8.3 Context Re-ranking

spec:
  rag:
    config:
      rerank: true
      rerank_model: "cross-encoder/ms-marco-MiniLM-L-6-v2"
      rerank_top_k: 10
      final_top_k: 5

Step 9: Performance Monitoring

9.1 Set Up Observability

# Enable MLFlow tracking
super agent compile rag_chroma_demo --observability mlflow

# Enable LangFuse tracing
super agent compile rag_chroma_demo --observability langfuse

9.2 Monitor Metrics

# Run with monitoring
super agent run rag_chroma_demo --goal "What is GEPA?" --monitor

# View metrics
super observe metrics rag_chroma_demo

Key metrics to monitor: - Retrieval Accuracy: How relevant are retrieved chunks? - Response Quality: How good are the generated responses? - Latency: How fast is the RAG system? - Token Usage: How many tokens are consumed?

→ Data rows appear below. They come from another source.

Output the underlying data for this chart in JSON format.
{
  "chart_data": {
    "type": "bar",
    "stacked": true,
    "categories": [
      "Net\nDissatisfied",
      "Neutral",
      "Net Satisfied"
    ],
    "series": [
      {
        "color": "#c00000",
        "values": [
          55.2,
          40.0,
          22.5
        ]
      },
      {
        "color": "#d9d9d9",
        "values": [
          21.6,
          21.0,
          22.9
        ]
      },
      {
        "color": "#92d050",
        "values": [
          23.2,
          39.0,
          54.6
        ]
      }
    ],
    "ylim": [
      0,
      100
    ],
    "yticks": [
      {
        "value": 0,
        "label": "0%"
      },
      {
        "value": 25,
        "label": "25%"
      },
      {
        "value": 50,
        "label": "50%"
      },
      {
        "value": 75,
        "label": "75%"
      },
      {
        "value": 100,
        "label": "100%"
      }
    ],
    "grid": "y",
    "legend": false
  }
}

Step 10: Production Deployment

10.1 Optimize for Production

# Final optimization
super agent optimize rag_chroma_demo --auto intensive

# Build production version
super agent compile rag_chroma_demo --production

10.2 Deploy with Orchestra

# Create orchestra for RAG system
super orchestra create rag_orchestra

# Add RAG agent to orchestra
super orchestra add-agent rag_chroma_demo

# Run orchestra
super orchestra run rag_orchestra

Best Practices

Document Preparation

Clean your documents: Remove headers, footers, and irrelevant content
Consistent formatting: Use consistent structure across documents
Metadata inclusion: Add relevant metadata to documents

Chunking Strategy

Optimal chunk size: 256-512 tokens for most use cases
Overlap: 10-20% overlap between chunks
Semantic boundaries: Split at sentence or paragraph boundaries

Retrieval Optimization

Top-K tuning: Start with 5-10, adjust based on performance
Embedding models: Use domain-specific models when available
Hybrid search: Combine semantic and keyword search for better results

Evaluation Metrics

Relevance: How relevant are retrieved chunks?
Accuracy: How accurate are the responses?
Completeness: Do responses cover all aspects of the query?
Consistency: Are responses consistent across similar queries?

Troubleshooting

Common Issues

Low Retrieval Accuracy

# Try different chunk sizes
super agent compile rag_chroma_demo --chunk-size 256

# Try different embedding models
super agent compile rag_chroma_demo --embedding-model "all-mpnet-base-v2"

Slow Performance

# Reduce top_k
super agent compile rag_chroma_demo --top-k 3

# Use faster embedding model
super agent compile rag_chroma_demo --embedding-model "all-MiniLM-L6-v2"

Irrelevant Context

# Enable query expansion
super agent compile rag_chroma_demo --goal-expansion

# Use hybrid search
super agent compile rag_chroma_demo --search-type hybrid